Sunday, 16 February 2014
Tuesday, 11 February 2014
GUNS
NOTE: PISTOL HANGING ON BEDHEAD. READY FOR ACTION.LORNESLEIGH. LATE 1960'S. |
I want to say upfront. I’m not a gun enthusiast myself
but I can see a place for a firearm. In the Australian bush especially there’s
definitely a need to carry a firearm whether it be a pistol or rifle.
You never
know when you’ll have to put down livestock that are in pain or unable to walk.
There may be the need to shoot dingoes who attack and kill the cattle. Wild
cattle known as shrubbers will also be shot as they can’t be mustered and will
definitely kill a human if approached.
It may sound cruel and unnecessary to some, but cattle are
your livelihood and they have to be protected. A firearm will be carried these
days in four wheel drive ( RV) but in the old days, they were carried on a
horse. I remember my dad, carrying a pump action Remington rifle in the car
which he called the dingo gun. When riding a horse, my father carried a pistol
and my grandfather Bell, had a lever action Winchester in a holster attached to
his saddle.
Yes, I almost forgot, a gun may even save your life in
the bush. Apart from rampaging shrubbers coming out of the bush at you, there
are snakes and just before I was born in the late fifties, the rivers on our
cattle stations were full of crocodiles. My dad shot the last one when I was a
baby. Apparently. But that’s another blog. I have to add,native animals such as kangaroos
were not considered as animals to shoot by my family.

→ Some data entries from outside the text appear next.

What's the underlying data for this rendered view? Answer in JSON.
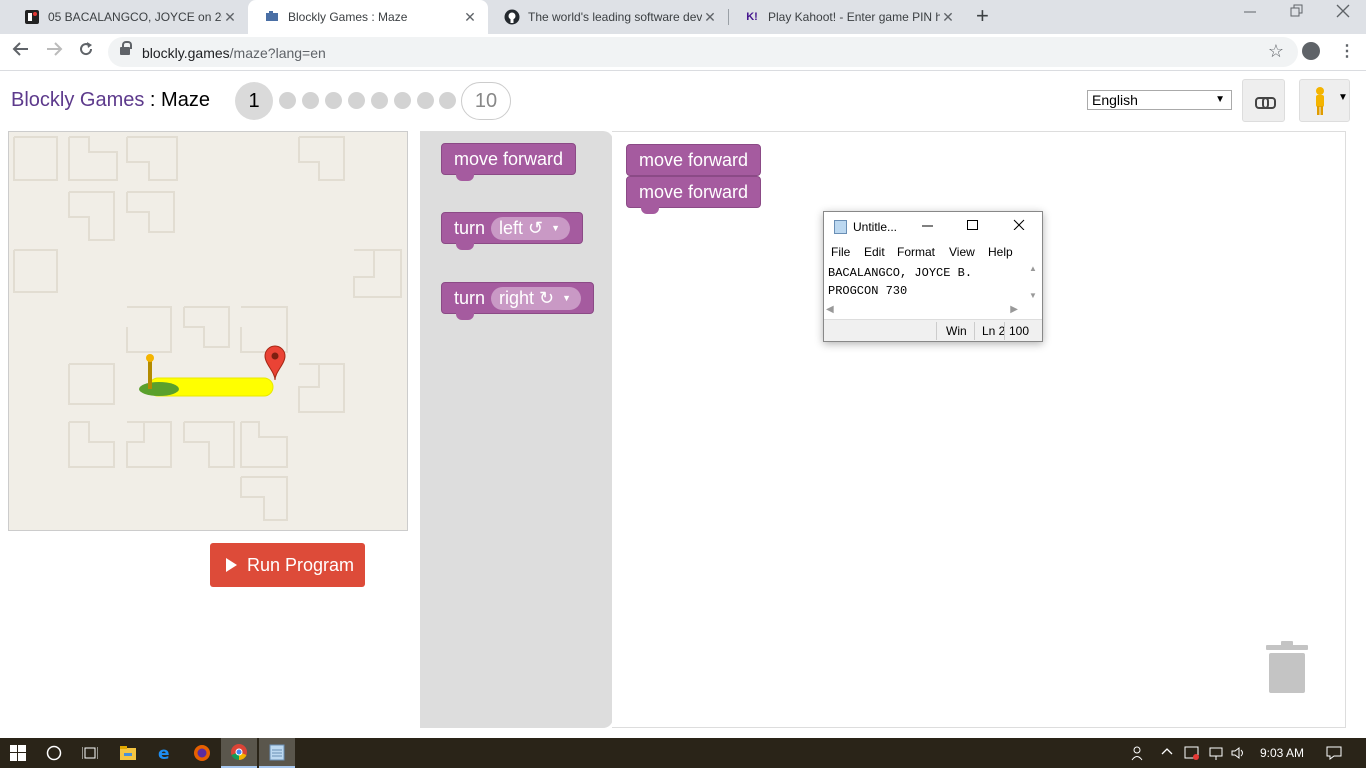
{
  "browser": {
    "tabs": [
      {
        "title": "05 BACALANGCO, JOYCE on 2019",
        "icon": "classroom-icon",
        "close": "✕"
      },
      {
        "title": "Blockly Games : Maze",
        "icon": "blockly-icon",
        "close": "✕"
      },
      {
        "title": "The world's leading software dev",
        "icon": "github-icon",
        "close": "✕"
      },
      {
        "title": "Play Kahoot! - Enter game PIN he",
        "icon": "kahoot-icon",
        "close": "✕",
        "favicon_text": "K!"
      }
    ],
    "new_tab": "+",
    "url_host": "blockly.games",
    "url_path": "/maze?lang=en"
  },
  "game": {
    "brand": "Blockly Games",
    "separator": " : ",
    "name": "Maze",
    "current_level": "1",
    "last_level": "10",
    "language": "English",
    "run_label": "Run Program"
  },
  "toolbox": {
    "move_forward": "move forward",
    "turn_left_prefix": "turn",
    "turn_left_dir": "left ↺",
    "turn_right_prefix": "turn",
    "turn_right_dir": "right ↻"
  },
  "workspace": {
    "blocks": [
      "move forward",
      "move forward"
    ]
  },
  "notepad": {
    "title": "Untitle...",
    "menu": [
      "File",
      "Edit",
      "Format",
      "View",
      "Help"
    ],
    "line1": "BACALANGCO, JOYCE B.",
    "line2": "PROGCON 730",
    "status_eol": "Win",
    "status_pos": "Ln 2",
    "status_zoom": "100"
  },
  "taskbar": {
    "time": "9:03 AM"
  },
  "colors": {
    "brand": "#5d3a8c",
    "block": "#a55b9f",
    "run_button": "#dd4b39",
    "maze_bg": "#f1eee7",
    "path": "#ffff00"
  }
}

Horses, cattle and the land are the building blocks of my
family’s dna but my father and his brother were the gun nuts for want of a
better term. Between them their gun collection probably could have outfitted a large
partisan group who wanted to take on the Nazis. Their collection comprised many
types of firearms, ranging from conventional rifles, shotguns and pistols to a
World War One machine gun that had once been mounted on an aircraft. I remember
that was stored under a bed. As you do.
Yes, there was the Martini Henry that had been used by
the English in the Zulu War. It took bullets made of wrapped brass with a lead
bullet and when fired, enveloped the area in a white cloud. You had to look under the cloud to see if you
had hit the target. There were many military rifles from several countries; British, American, Italian, Japanese and German. It’s all worth another blog.